Paramparça Sessizlik

Çok tuhaftı, ağlayamadım. Ama ruhum paramparça olmuştu. Ne hissedeceğimi bilemiyordum. İçimde fırtınalar kopsa da bunu dışıma yansıtamıyordum. Sanki ruhum ve bedenim aralarındaki uyumu kaybetmişti. Yaşadığım şeyler beni karanlık bir boşluğa doğru sürüklemiş gibiydi. Sonu olmayan bir uçurumda düşüyordum sanki. Yine de sessiz sakin bir düşüştü çünkü sözcükler bu durumu anlatmaya yetmiyordu. Dışarıdan bakan herkes hiçbir şey olmadığını, her şeyin olağan akışında olduğunu düşünürdü. Oysa onlar içimdeki sessiz çığlıkları göremiyorlardı.

Her şeyi ruhumun bir köşesine saklamıştım belki de dışarıya vurmak güçsüzlük, zayıflık gibi göründüğünden. Acılar, korkular, endişeler… İçimde kaldıktan bir zamandan sonra yüklerinin her geçen gün çok daha fazla artacağını nereden bilebilirdim ki? Bu yükler zamanla ruhumu tıpkı bir zehir gibi sarmıştı. Dışarıya çıkmak seslerini duyurmak istiyorlardı. Duyguları anlamak zorlu bir süreçti. Onları kontrol etmek karmaşıktı bu yüzden onları gizlemeye çalışmak en kolay yoldu. İlk başta içimizdeki duyguları kontrol etmenin kolay olduğunu düşünürüz çünkü gerçekleri bir maskenin ardında saklamak her zaman daha kolaydır. İçimize atmak, duygulardan kaçmak bir rahatlamaya sebep olur. Ancak bu rahatlık sadece kısa bir süre için geçerlidir. Omuzlarımızda biriken yükün ağırlığının farkına varmayız. Sonrasında biriken bu yükler altında ruhumuz ezilir kalır. Duygular içimizde patlamalar yaratmaya başlar. Bu sefer siz ne kadar onları dışarı vurmak isteseniz de onlar orada kalmak ister. Kontrol edilemez bir hal alırlar ve sizi ele geçirirler. Gözyaşlarının yerini karanlık düşünceler alır. Duygulardan kaçmak daha büyük bir karmaşıklığa yol açar. İşte o zaman sözcükler bile büyüsünü kaybeder, gözyaşları kurur. Üzüntüyü ruhunu en derinlerinde hissetsen bile hissizleşmiş hissettirir. Yaşarsınız ama nefes alamazsınız. Öyle tuhaf bir durumdur.

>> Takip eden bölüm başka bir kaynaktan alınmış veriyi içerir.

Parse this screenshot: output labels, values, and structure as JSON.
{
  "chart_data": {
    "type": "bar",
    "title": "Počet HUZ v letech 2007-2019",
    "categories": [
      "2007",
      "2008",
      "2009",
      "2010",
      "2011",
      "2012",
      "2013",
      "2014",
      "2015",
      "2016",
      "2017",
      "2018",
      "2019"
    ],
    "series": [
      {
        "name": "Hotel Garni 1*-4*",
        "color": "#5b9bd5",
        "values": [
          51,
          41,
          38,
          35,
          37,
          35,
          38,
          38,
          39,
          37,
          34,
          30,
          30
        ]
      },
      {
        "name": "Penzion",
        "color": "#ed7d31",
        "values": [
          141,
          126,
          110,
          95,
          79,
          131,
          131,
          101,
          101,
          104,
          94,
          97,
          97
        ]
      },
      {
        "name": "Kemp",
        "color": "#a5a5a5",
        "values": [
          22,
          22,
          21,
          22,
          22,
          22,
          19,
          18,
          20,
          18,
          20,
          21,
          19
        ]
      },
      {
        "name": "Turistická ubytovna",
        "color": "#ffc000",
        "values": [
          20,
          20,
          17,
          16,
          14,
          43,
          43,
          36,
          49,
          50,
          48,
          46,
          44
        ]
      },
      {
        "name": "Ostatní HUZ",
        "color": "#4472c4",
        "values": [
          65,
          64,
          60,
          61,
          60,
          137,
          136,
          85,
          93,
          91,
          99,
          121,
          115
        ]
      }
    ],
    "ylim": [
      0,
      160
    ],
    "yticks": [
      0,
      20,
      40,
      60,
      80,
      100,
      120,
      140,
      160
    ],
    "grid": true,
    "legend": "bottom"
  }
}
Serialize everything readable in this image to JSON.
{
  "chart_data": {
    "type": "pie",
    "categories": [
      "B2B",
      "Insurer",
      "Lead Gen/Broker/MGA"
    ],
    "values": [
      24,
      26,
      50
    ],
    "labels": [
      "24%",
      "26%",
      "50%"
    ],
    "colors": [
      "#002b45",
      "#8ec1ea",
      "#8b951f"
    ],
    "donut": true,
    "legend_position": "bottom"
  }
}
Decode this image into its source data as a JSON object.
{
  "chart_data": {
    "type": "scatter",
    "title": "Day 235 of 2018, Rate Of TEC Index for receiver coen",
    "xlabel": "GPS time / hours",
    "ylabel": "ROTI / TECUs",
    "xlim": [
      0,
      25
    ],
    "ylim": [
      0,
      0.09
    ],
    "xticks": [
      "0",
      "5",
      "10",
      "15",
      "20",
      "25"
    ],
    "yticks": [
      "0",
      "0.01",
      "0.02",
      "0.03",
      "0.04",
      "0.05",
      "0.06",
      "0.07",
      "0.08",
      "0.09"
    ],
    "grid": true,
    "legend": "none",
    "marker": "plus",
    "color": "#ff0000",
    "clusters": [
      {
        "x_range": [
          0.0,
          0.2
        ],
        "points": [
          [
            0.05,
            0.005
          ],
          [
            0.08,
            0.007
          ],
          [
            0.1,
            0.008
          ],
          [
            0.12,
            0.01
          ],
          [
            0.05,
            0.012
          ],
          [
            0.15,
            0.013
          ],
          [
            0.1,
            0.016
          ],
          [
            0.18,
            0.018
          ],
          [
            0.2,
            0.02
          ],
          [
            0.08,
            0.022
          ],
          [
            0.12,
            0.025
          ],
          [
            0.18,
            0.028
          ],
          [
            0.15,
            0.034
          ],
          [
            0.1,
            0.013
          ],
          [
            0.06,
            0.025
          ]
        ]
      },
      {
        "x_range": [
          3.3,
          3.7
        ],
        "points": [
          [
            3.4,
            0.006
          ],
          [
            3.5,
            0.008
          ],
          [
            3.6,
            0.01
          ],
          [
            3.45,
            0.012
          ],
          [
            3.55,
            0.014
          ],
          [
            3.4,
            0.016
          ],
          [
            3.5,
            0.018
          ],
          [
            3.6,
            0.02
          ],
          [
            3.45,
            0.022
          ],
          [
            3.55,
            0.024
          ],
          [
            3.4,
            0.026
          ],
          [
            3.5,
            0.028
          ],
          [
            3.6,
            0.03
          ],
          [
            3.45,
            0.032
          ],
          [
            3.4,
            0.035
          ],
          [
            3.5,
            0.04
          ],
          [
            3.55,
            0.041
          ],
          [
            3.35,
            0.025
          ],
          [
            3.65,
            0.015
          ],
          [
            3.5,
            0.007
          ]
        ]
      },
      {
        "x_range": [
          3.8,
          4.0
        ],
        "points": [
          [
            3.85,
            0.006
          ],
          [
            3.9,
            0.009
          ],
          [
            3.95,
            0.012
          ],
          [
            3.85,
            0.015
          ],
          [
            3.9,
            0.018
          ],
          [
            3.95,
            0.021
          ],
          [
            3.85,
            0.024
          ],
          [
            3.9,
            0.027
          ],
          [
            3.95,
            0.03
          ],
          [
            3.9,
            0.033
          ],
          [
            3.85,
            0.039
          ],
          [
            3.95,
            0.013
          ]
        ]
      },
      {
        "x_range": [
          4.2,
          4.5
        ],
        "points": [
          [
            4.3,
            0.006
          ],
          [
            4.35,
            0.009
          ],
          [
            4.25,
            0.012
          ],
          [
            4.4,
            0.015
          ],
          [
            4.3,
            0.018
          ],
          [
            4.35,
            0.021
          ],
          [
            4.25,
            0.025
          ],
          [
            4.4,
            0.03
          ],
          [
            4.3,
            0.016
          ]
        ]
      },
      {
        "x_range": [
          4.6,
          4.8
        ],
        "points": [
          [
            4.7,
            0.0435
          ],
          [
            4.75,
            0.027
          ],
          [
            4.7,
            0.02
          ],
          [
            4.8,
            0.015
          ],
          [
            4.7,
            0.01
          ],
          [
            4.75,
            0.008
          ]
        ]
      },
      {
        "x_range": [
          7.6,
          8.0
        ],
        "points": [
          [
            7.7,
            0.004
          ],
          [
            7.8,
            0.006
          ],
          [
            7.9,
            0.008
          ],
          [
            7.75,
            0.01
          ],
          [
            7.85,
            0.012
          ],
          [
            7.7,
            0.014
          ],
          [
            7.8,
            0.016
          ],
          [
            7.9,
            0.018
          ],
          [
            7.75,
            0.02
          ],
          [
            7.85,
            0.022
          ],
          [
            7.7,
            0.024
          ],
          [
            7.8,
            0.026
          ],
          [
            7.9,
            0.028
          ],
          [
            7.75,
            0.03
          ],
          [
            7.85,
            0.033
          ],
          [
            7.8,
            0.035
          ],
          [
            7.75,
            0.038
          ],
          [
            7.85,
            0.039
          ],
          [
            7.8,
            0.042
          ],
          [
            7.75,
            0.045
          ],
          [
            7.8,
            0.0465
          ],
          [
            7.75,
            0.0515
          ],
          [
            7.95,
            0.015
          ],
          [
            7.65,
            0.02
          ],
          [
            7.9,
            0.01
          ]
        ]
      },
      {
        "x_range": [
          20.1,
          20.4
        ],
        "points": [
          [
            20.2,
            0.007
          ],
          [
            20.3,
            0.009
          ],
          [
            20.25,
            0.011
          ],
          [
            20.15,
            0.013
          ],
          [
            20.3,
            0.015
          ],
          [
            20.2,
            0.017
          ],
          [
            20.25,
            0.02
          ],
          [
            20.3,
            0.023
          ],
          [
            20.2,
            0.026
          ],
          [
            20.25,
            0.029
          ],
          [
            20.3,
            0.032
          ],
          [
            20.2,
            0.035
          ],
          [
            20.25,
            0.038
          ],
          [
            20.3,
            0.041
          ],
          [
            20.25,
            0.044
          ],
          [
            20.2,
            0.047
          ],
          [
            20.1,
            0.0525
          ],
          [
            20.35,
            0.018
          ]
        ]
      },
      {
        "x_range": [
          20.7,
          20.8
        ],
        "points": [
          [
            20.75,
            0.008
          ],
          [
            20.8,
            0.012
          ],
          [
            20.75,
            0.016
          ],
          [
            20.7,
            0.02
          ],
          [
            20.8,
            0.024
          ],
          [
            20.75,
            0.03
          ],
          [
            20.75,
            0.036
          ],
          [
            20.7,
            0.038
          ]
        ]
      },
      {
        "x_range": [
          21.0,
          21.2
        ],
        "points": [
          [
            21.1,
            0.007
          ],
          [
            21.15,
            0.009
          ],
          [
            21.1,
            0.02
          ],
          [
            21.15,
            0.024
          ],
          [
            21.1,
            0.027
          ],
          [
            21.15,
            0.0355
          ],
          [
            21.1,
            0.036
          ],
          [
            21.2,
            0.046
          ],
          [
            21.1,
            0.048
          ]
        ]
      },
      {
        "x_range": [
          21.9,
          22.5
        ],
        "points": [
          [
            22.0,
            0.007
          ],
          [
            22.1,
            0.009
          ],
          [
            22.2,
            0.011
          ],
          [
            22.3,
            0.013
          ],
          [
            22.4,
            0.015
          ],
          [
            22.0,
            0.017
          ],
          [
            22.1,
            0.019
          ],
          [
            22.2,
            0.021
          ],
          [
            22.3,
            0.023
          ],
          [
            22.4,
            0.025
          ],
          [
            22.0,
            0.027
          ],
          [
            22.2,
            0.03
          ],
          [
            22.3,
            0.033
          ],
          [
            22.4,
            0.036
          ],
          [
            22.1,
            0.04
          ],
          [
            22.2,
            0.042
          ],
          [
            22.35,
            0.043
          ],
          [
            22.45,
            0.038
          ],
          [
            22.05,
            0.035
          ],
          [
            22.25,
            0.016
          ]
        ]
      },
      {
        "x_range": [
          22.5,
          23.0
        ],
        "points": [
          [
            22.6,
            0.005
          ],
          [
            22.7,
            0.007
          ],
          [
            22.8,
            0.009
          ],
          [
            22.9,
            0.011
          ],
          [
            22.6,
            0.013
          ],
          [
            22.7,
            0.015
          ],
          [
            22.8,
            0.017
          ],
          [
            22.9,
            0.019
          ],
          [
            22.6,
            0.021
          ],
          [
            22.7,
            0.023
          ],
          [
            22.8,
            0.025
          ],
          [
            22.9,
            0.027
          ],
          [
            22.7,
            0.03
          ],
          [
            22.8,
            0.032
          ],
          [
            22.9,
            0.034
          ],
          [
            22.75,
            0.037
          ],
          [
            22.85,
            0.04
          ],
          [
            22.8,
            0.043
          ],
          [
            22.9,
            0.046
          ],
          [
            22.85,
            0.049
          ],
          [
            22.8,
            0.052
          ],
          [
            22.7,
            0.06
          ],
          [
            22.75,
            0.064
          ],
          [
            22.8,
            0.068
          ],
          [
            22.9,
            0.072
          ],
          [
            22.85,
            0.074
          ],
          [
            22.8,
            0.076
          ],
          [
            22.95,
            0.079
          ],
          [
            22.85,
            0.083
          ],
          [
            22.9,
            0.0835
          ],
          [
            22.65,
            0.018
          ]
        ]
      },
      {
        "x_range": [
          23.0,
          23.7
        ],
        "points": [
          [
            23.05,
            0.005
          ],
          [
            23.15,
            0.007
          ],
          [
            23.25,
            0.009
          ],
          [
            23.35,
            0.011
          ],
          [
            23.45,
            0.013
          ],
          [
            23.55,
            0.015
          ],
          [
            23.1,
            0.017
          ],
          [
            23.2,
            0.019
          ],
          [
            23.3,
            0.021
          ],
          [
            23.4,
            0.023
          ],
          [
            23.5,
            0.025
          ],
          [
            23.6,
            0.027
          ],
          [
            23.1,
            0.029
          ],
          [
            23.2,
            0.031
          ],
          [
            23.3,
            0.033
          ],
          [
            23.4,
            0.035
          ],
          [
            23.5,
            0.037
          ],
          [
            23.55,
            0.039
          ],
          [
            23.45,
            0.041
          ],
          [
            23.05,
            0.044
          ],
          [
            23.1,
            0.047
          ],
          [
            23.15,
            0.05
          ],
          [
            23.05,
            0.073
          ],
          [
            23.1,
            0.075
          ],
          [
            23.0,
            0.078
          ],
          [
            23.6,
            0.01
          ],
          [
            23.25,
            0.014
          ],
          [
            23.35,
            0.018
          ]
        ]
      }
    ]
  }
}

Güçlü görünmek için duyguları saklamamız aslında onlardan korktuğumuz içindir. Asıl güçsüzlük insan doğasının bir parçası olan bu duygulardan kaçmaktır. Onlarla yüzleşmek hem insanı daha güçlü kılar hem de daha özgür. Üzerinizde onca üzüntünün yükü olmadan ilerlemektir özgürlük. Acıların ağırlığı, sizin olduğunuz yere tutsak kalmanıza neden olur çünkü insan ve duygular bir bütündür. Duyguları bastırmaya çalışmak insanın ruhuyla çatışmasına benzer. Gerçek güç ise duyguları anlayıp, kabul edip onlarla bir uyum içerisinde olmaktır.

Belki de asıl önemli olan duyguları bastırmak, onları kimsenin görmemesini sağlamak değil onların varlığını kabullenip kendimizi keşfetmektir. Duyguları serbest bırakmak onlarla mücadele etmekten çok daha kolaydır belki de. İçimize attığımız her şey damla damla birikerek koskoca bir denizi oluşturur biz de tıpkı denizin dalgalarını kıyıya vurduğu gibi onlardan kurtulmalıyız. Denizimizi keşfederek, kendimizi anlamaya çalışırsak bu deniz içinde yüzmeyi öğrenebiliriz zamanla. Sessizce ağlamak, konuşmak, yazmak… Her biri, içimizdeki boğucu sessizliği parçalayarak bizi özgürleştiriyor. Belki de insanın gerçek kurtuluşu, içini dökebilmekte yatıyor. Belki de insan her şeyi içine atmaktan boğuluyor zamanla.